Garuda Indonesia telah bernegosiasi panjang untuk memutus kontrak sewa pesawat dengan NAC. Negosiasi dilakukan dengan pimpinan tinggi manajemen secara berulang-ulang.
Emiten berkode GIAA ini beralasan penggunaan pesawat Bombardier tidak efektif bagi perusahaan lantaran karakteristiknya tidak sesuai dengan tipikal penumpang Indonesia. Selain memuat kapasitas kursi yang minim, yakni 96 seat, bagasi pesawat berukuran terbatas.
Sejak mengoperasikan Bombardier, Garuda pun terus merugi sampai US$ 30 juta per tahun. Kerugian ini kian membebani keuangan perusahaan yang tergerus akibat pandemi Covid-19. Tak hanya mempersoalkan efektivitas, Garuda turut mempertimbangkan kasus hukum yang saat ini membelit Bombardier.
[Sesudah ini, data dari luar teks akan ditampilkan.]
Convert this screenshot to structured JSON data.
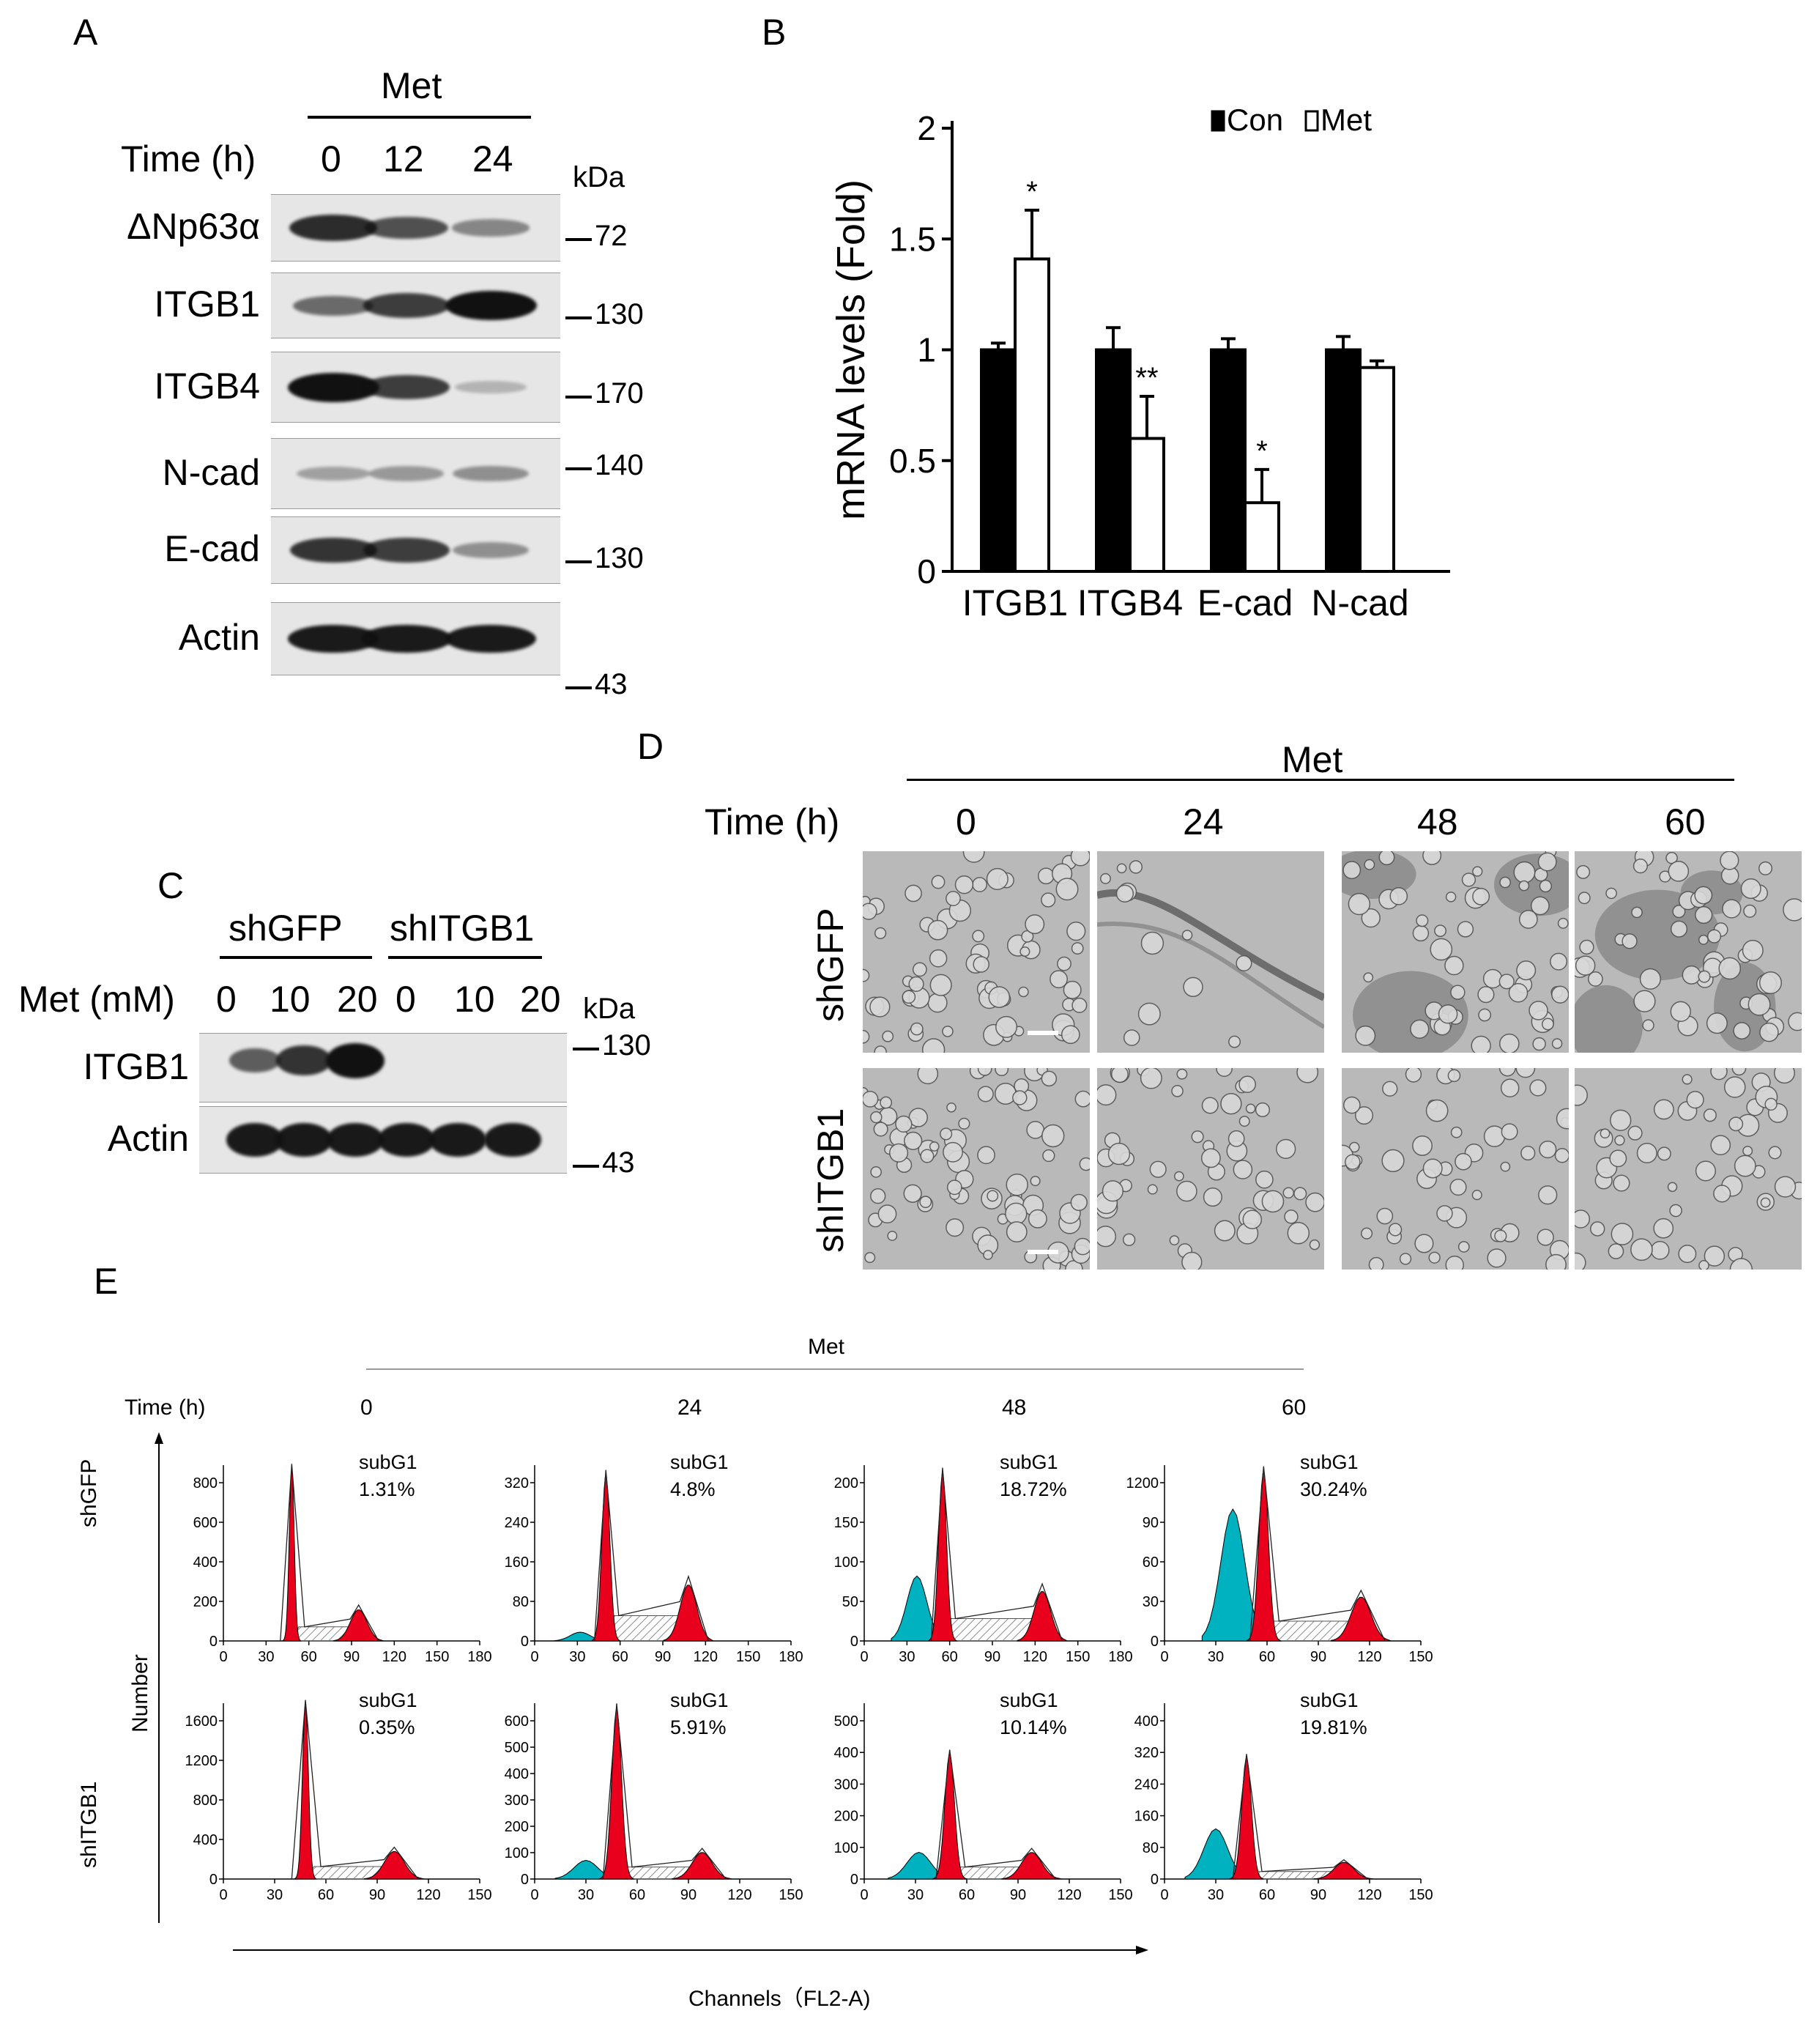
{
  "panels": {
    "A": {
      "letter": "A",
      "treatment": "Met",
      "time_label": "Time (h)",
      "time_points": [
        "0",
        "12",
        "24"
      ],
      "kda_label": "kDa",
      "rows": [
        {
          "label": "ΔNp63α",
          "marker": "72",
          "intensities": [
            0.85,
            0.65,
            0.35
          ]
        },
        {
          "label": "ITGB1",
          "marker": "130",
          "intensities": [
            0.5,
            0.75,
            1.0
          ]
        },
        {
          "label": "ITGB4",
          "marker": "170",
          "intensities": [
            1.0,
            0.75,
            0.1
          ]
        },
        {
          "label": "N-cad",
          "marker": "140",
          "intensities": [
            0.2,
            0.25,
            0.3
          ]
        },
        {
          "label": "E-cad",
          "marker": "130",
          "intensities": [
            0.8,
            0.75,
            0.3
          ]
        },
        {
          "label": "Actin",
          "marker": "43",
          "intensities": [
            0.95,
            0.95,
            0.95
          ]
        }
      ]
    },
    "B": {
      "letter": "B",
      "chart_data": {
        "type": "bar",
        "ylabel": "mRNA levels (Fold)",
        "categories": [
          "ITGB1",
          "ITGB4",
          "E-cad",
          "N-cad"
        ],
        "ylim": [
          0,
          2
        ],
        "yticks": [
          "0",
          "0.5",
          "1",
          "1.5",
          "2"
        ],
        "legend_position": "top-right",
        "series": [
          {
            "name": "Con",
            "color": "#000000",
            "values": [
              1.0,
              1.0,
              1.0,
              1.0
            ],
            "errors": [
              0.03,
              0.1,
              0.05,
              0.06
            ]
          },
          {
            "name": "Met",
            "color": "#ffffff",
            "values": [
              1.41,
              0.6,
              0.31,
              0.92
            ],
            "errors": [
              0.22,
              0.19,
              0.15,
              0.03
            ]
          }
        ],
        "annotations": [
          "*",
          "**",
          "*",
          ""
        ]
      }
    },
    "C": {
      "letter": "C",
      "groups": [
        "shGFP",
        "shITGB1"
      ],
      "met_label": "Met (mM)",
      "doses": [
        "0",
        "10",
        "20",
        "0",
        "10",
        "20"
      ],
      "kda_label": "kDa",
      "rows": [
        {
          "label": "ITGB1",
          "marker": "130",
          "intensities": [
            0.55,
            0.8,
            1.0,
            0,
            0,
            0
          ]
        },
        {
          "label": "Actin",
          "marker": "43",
          "intensities": [
            0.95,
            0.95,
            0.95,
            0.95,
            0.95,
            0.95
          ]
        }
      ]
    },
    "D": {
      "letter": "D",
      "treatment": "Met",
      "time_label": "Time (h)",
      "time_points": [
        "0",
        "24",
        "48",
        "60"
      ],
      "rows": [
        "shGFP",
        "shITGB1"
      ]
    },
    "E": {
      "letter": "E",
      "treatment": "Met",
      "time_label": "Time (h)",
      "time_points": [
        "0",
        "24",
        "48",
        "60"
      ],
      "ylabel": "Number",
      "xlabel": "Channels（FL2-A)",
      "rows": [
        "shGFP",
        "shITGB1"
      ],
      "histograms": [
        {
          "row": "shGFP",
          "time": "0",
          "label": "subG1",
          "percent": "1.31%",
          "xticks": [
            "0",
            "30",
            "60",
            "90",
            "120",
            "150",
            "180"
          ],
          "xmax": 180,
          "yticks": [
            "0",
            "200",
            "400",
            "600",
            "800"
          ],
          "ymax": 900,
          "g1": 48,
          "g2": 95,
          "subg1": 0,
          "peak": 880,
          "g2h": 160
        },
        {
          "row": "shGFP",
          "time": "24",
          "label": "subG1",
          "percent": "4.8%",
          "xticks": [
            "0",
            "30",
            "60",
            "90",
            "120",
            "150",
            "180"
          ],
          "xmax": 180,
          "yticks": [
            "0",
            "80",
            "160",
            "240",
            "320"
          ],
          "ymax": 360,
          "g1": 50,
          "g2": 108,
          "subg1": 18,
          "peak": 340,
          "g2h": 115
        },
        {
          "row": "shGFP",
          "time": "48",
          "label": "subG1",
          "percent": "18.72%",
          "xticks": [
            "0",
            "30",
            "60",
            "90",
            "120",
            "150",
            "180"
          ],
          "xmax": 180,
          "yticks": [
            "0",
            "50",
            "100",
            "150",
            "200"
          ],
          "ymax": 230,
          "g1": 55,
          "g2": 125,
          "subg1": 85,
          "peak": 220,
          "g2h": 65
        },
        {
          "row": "shGFP",
          "time": "60",
          "label": "subG1",
          "percent": "30.24%",
          "xticks": [
            "0",
            "30",
            "60",
            "90",
            "120",
            "150"
          ],
          "xmax": 150,
          "yticks": [
            "0",
            "30",
            "60",
            "90",
            "1200"
          ],
          "ymax": 140,
          "g1": 58,
          "g2": 115,
          "subg1": 105,
          "peak": 135,
          "g2h": 35
        }
      ],
      "histograms2": [
        {
          "row": "shITGB1",
          "time": "0",
          "label": "subG1",
          "percent": "0.35%",
          "xticks": [
            "0",
            "30",
            "60",
            "90",
            "120",
            "150"
          ],
          "xmax": 150,
          "yticks": [
            "0",
            "400",
            "800",
            "1200",
            "1600"
          ],
          "ymax": 1780,
          "g1": 48,
          "g2": 100,
          "subg1": 0,
          "peak": 1760,
          "g2h": 280
        },
        {
          "row": "shITGB1",
          "time": "24",
          "label": "subG1",
          "percent": "5.91%",
          "xticks": [
            "0",
            "30",
            "60",
            "90",
            "120",
            "150"
          ],
          "xmax": 150,
          "yticks": [
            "0",
            "100",
            "200",
            "300",
            "400",
            "500",
            "600"
          ],
          "ymax": 660,
          "g1": 48,
          "g2": 98,
          "subg1": 70,
          "peak": 640,
          "g2h": 100
        },
        {
          "row": "shITGB1",
          "time": "48",
          "label": "subG1",
          "percent": "10.14%",
          "xticks": [
            "0",
            "30",
            "60",
            "90",
            "120",
            "150"
          ],
          "xmax": 150,
          "yticks": [
            "0",
            "100",
            "200",
            "300",
            "400",
            "500"
          ],
          "ymax": 560,
          "g1": 50,
          "g2": 98,
          "subg1": 85,
          "peak": 400,
          "g2h": 85
        },
        {
          "row": "shITGB1",
          "time": "60",
          "label": "subG1",
          "percent": "19.81%",
          "xticks": [
            "0",
            "30",
            "60",
            "90",
            "120",
            "150"
          ],
          "xmax": 150,
          "yticks": [
            "0",
            "80",
            "160",
            "240",
            "320",
            "400"
          ],
          "ymax": 420,
          "g1": 48,
          "g2": 105,
          "subg1": 120,
          "peak": 290,
          "g2h": 40
        }
      ]
    }
  },
  "colors": {
    "g1": "#e8001c",
    "subg1": "#00b2bf",
    "hatch": "#8c8c8c"
  }
}
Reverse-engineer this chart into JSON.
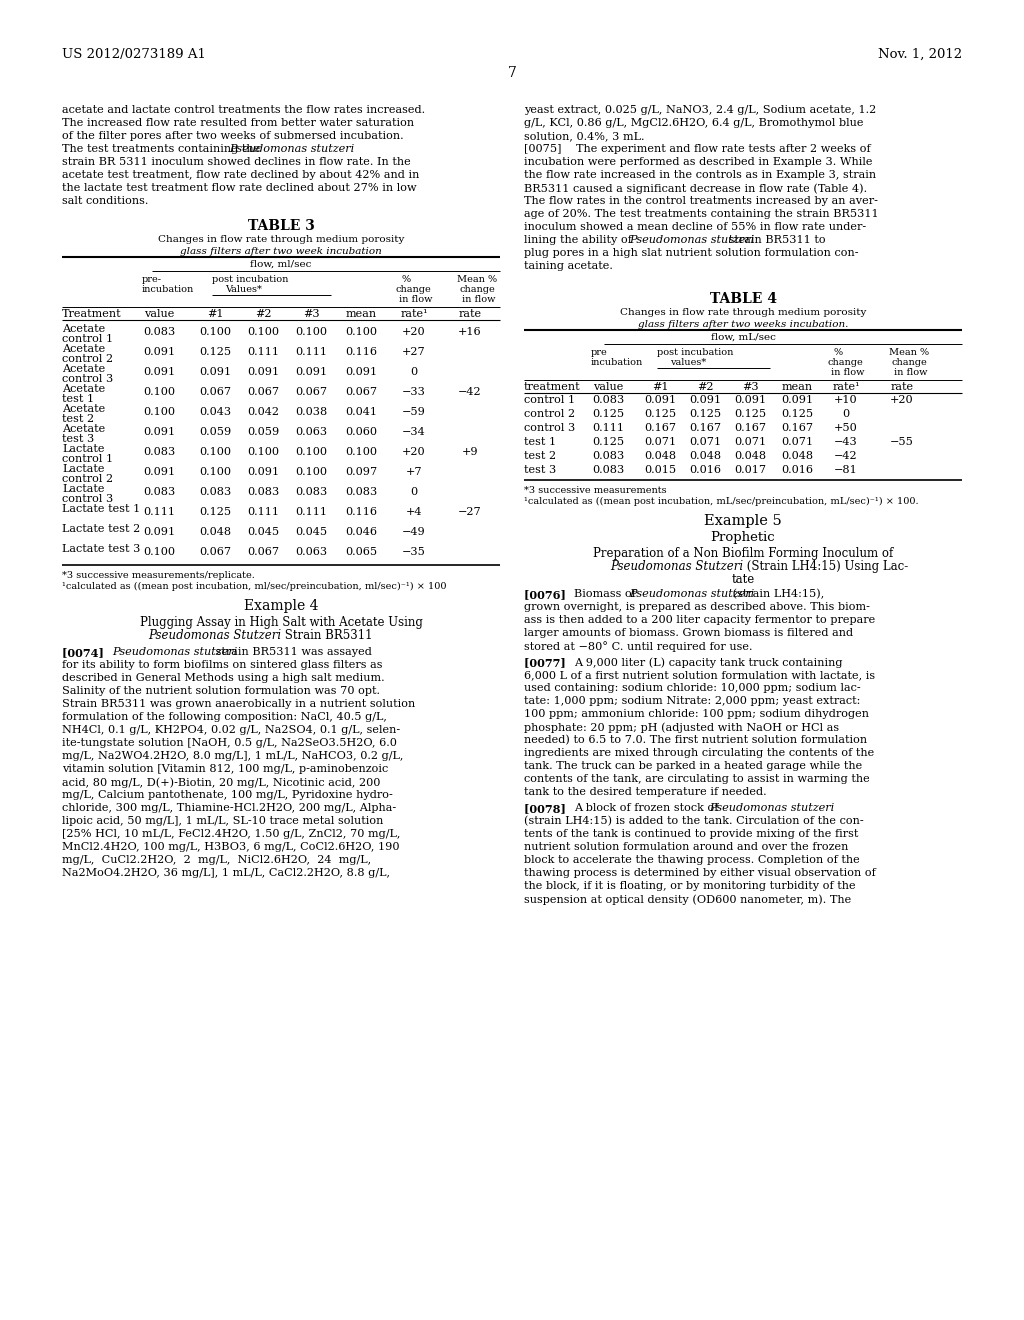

Kasus hukum tersebut berkaitan dengan dugaan suap kontrak penjualan pesawat perusahaan Bombardier kepada maskapai penerbangan Garuda Indonesia pada 2011. Penyelidikan sudah dilakukan oleh lembaga pemberantasan korupsi Inggris yakni Serious Fraud Office (SFO) sejak November 2020.